What I’m getting at is that every parent is confronted with an ethical dilemma: is it right to lie to kids?

The lie that caused the uncomfortable itching at the back of my conscience as my kids grew from toddlers to proper speaking-role humans was Santa Claus.

This one is rarely questioned: most people accept that you’re supposed to tell your kids that Santa exists, and you’re supposed to keep the pretence up until either they figure it out for themselves, or they start university.

Well it never really sat right with me, and as my first child entered school, the ethics of Santa began to gnaw at me.

This was no doubt informed by my own experience: when I found out Santa was a lie it was after I had spent considerable time and effort vehemently defending his existence to my school friends, in the face of their amused denialism.

I was 10 years old, and let me tell you friends: that is too old. You’d have to be an idiot to still believe in Santa at 10, and my friends must’ve thought that’s exactly what I was while I was angrily crying, “How could my parents AFFORD all those presents then?”

And look, I am not here to argue with that perception: I was an idiot, and I mostly still am. But it’s a parent’s job, if their child is an idiot, to protect them from the social consequences of that becoming widely known, and my parents signally failed in that duty.

I actually found out that my parents had waited so long to tell me Santa wasn’t real because they’d just assumed I already knew, and that really hit home to me how dangerous lying to kids can be: because if you don’t take the time to correct the lie later on, you’re setting the kid up for a hell of a time later on.

And when you DO take the time, you’re setting them up for a lifetime of mistrust. When the people they trust most in the world sit them down to tell them they’ve been lying to them since birth, what are they to think?

The longer you lie, the worse it’s going to feel for the kid when you reveal it, which is why we bit the bullet and told our son about Santa when he was seven. His sisters were just three, and we told them at the same time, because we had decided enough was enough: time for a new age of honesty. Well … almost.

The thing about Santa Claus is that it’s a lie that is almost universally respected, but also one which achieves no real purpose.

Kids who don’t believe in Santa don’t suffer, they still love Christmas and they still enjoy receiving free stuff. I promise you that not believing in Santa doesn’t stop them “being kids”.

“When the people they trust most in the world sit them down to tell them they’ve been lying to them since birth, what are they to think?”

But there are other lies that aren’t so clear-cut. Lies that you might want to avoid for the sake of being honest with your children, but that you know will prevent real negative consequences. The truth really can hurt sometimes.

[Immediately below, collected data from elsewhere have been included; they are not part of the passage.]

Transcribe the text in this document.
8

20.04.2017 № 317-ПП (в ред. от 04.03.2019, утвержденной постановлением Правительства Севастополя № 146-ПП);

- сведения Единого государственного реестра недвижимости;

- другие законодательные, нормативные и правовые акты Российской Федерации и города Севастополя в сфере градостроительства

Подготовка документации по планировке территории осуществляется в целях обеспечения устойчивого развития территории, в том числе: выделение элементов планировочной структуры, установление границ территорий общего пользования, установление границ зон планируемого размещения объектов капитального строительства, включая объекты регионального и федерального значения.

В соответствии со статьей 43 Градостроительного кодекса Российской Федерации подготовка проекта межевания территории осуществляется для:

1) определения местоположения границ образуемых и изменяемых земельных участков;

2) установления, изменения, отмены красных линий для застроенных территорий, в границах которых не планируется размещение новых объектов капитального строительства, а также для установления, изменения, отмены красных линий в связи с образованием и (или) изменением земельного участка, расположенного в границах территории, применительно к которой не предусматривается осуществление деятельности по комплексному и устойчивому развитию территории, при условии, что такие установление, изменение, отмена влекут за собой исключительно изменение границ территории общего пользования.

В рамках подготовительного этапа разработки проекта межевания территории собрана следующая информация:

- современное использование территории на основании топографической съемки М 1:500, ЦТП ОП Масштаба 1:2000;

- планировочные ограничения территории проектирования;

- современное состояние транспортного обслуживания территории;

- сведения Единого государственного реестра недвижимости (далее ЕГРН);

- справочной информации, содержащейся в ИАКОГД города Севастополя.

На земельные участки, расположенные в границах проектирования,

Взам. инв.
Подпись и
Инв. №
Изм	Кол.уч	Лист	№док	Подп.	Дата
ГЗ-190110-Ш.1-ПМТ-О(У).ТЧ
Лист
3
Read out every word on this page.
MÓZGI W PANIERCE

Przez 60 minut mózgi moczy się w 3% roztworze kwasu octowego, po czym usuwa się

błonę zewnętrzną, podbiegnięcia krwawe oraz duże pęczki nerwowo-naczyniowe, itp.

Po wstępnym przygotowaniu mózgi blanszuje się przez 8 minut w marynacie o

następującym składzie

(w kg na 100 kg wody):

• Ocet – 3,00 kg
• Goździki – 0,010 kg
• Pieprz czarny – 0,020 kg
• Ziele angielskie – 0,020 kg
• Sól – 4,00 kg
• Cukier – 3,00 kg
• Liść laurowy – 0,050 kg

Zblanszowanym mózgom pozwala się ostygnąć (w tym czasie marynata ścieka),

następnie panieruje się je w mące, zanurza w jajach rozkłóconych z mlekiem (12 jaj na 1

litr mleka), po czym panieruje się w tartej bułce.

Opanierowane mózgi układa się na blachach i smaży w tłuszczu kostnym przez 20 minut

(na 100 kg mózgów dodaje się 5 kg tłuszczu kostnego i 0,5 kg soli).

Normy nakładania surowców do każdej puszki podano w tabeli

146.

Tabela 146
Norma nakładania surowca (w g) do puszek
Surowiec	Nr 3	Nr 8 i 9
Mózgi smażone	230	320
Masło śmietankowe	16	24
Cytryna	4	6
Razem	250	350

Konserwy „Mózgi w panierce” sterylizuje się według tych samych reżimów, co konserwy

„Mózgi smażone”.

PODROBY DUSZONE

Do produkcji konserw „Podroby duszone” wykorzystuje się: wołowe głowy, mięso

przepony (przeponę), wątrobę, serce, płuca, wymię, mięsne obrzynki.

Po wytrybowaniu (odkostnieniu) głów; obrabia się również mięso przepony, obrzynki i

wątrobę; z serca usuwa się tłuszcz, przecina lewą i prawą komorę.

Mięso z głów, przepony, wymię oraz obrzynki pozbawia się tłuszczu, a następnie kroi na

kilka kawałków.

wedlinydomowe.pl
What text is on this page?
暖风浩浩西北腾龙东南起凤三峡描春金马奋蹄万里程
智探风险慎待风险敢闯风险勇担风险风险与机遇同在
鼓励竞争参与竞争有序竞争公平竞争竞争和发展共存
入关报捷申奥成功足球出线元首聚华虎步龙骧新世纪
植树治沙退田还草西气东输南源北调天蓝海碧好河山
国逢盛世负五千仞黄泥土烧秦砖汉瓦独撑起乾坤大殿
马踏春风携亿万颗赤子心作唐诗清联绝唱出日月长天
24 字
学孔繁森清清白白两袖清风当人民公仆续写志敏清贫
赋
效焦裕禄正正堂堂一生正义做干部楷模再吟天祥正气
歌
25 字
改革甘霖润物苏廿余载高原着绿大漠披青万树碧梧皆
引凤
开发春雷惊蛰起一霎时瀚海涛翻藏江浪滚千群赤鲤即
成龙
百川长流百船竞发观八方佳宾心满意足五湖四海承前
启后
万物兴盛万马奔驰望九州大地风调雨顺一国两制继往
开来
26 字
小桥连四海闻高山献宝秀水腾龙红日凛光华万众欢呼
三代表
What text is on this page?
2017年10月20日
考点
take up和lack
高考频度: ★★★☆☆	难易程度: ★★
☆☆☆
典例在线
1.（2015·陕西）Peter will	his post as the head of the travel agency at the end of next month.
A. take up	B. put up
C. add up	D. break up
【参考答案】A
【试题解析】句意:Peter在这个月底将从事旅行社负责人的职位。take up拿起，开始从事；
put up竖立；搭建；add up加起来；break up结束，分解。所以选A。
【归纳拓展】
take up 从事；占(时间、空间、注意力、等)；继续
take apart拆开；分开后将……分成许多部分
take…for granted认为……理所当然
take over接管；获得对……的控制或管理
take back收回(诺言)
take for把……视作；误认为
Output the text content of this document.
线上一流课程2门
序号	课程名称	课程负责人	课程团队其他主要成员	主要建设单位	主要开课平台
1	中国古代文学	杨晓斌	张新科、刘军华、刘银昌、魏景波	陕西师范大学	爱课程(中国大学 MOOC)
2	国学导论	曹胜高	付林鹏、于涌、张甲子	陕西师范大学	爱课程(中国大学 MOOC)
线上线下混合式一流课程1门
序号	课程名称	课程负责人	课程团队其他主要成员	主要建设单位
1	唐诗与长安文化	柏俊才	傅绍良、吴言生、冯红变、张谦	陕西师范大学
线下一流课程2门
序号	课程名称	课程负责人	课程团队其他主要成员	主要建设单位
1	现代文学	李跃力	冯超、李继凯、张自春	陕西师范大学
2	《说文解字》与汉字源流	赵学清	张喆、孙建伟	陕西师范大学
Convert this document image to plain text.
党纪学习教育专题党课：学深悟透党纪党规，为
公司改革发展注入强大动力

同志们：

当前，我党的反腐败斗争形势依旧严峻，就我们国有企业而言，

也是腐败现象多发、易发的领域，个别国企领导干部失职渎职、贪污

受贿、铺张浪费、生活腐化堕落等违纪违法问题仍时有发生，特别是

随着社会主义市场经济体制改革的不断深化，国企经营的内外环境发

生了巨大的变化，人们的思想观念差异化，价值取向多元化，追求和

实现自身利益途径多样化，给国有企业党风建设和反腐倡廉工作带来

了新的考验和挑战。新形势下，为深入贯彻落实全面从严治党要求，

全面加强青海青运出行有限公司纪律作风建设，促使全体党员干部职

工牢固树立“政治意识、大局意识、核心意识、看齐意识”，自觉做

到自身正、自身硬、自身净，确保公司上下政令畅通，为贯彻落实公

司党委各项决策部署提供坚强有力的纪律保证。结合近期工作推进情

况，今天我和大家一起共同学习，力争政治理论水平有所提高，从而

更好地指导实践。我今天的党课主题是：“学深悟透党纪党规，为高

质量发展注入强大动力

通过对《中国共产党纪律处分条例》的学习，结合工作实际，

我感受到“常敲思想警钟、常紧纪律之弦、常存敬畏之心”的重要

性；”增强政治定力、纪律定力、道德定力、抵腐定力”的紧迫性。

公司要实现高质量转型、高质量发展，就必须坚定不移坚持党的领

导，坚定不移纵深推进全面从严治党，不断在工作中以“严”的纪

“Yes, everything’s fine”. “No, Mummy and Daddy weren’t fighting”. “Your drawing looks beautiful”. There is no doubt whatsoever that some lies keep children happy where the truth would crush them.

And while it might be important for your child to trust you, there are few tasks of parenthood more important than maximising happiness.

The world will provide enough sadness for them to be getting on with: no need for you to add to it, right?

Then there are the lies told when the issue is not so much happiness as complexity.

When a three-year-old asks where babies come from, it won’t necessarily make them sad to find out the whole truth, but by at least glossing over the details you can avoid burdening them with knowledge that their young brains might find disturbing.

There’s no pressing need for a child in single digits to know about foreplay or lubrication, and you never know what might trigger nightmares.

But this doesn’t mean that “lie to your kids” is advice that should be swallowed wholesale.

When you lie to your kids, it’s likely that one day they’ll find out you did, and when that day comes, they’ll ask themselves why.

They’ll surely know you told them babies are a direct result of two people in love kissing each other because you didn’t want to overload them with grossness.

They’ll surely know you told them their drawing was perfect because you wanted them to be happy and confident.

But what will they assume about why you told them a magic man broke into your house every Christmas? Will they think it was because you wanted them to enjoy the magic of Christmas, or will they think you just went along with convention from convenience?

Why will they think you told them Stevie the retriever was still alive?

Were you sparing their feelings, or will they think you were just dodging a difficult but necessary conversation because it made you uncomfortable? Will they give you the benefit of the doubt?

In the end, the answer to the question, “is lying to your kids right?” isn’t yes or no: it’s “just ask yourself why?”

If you’re genuinely telling this lie to make your child’s life easier, you can probably breathe easy. If you’re telling a lie just to make your own life easier, maybe you need to work a bit harder.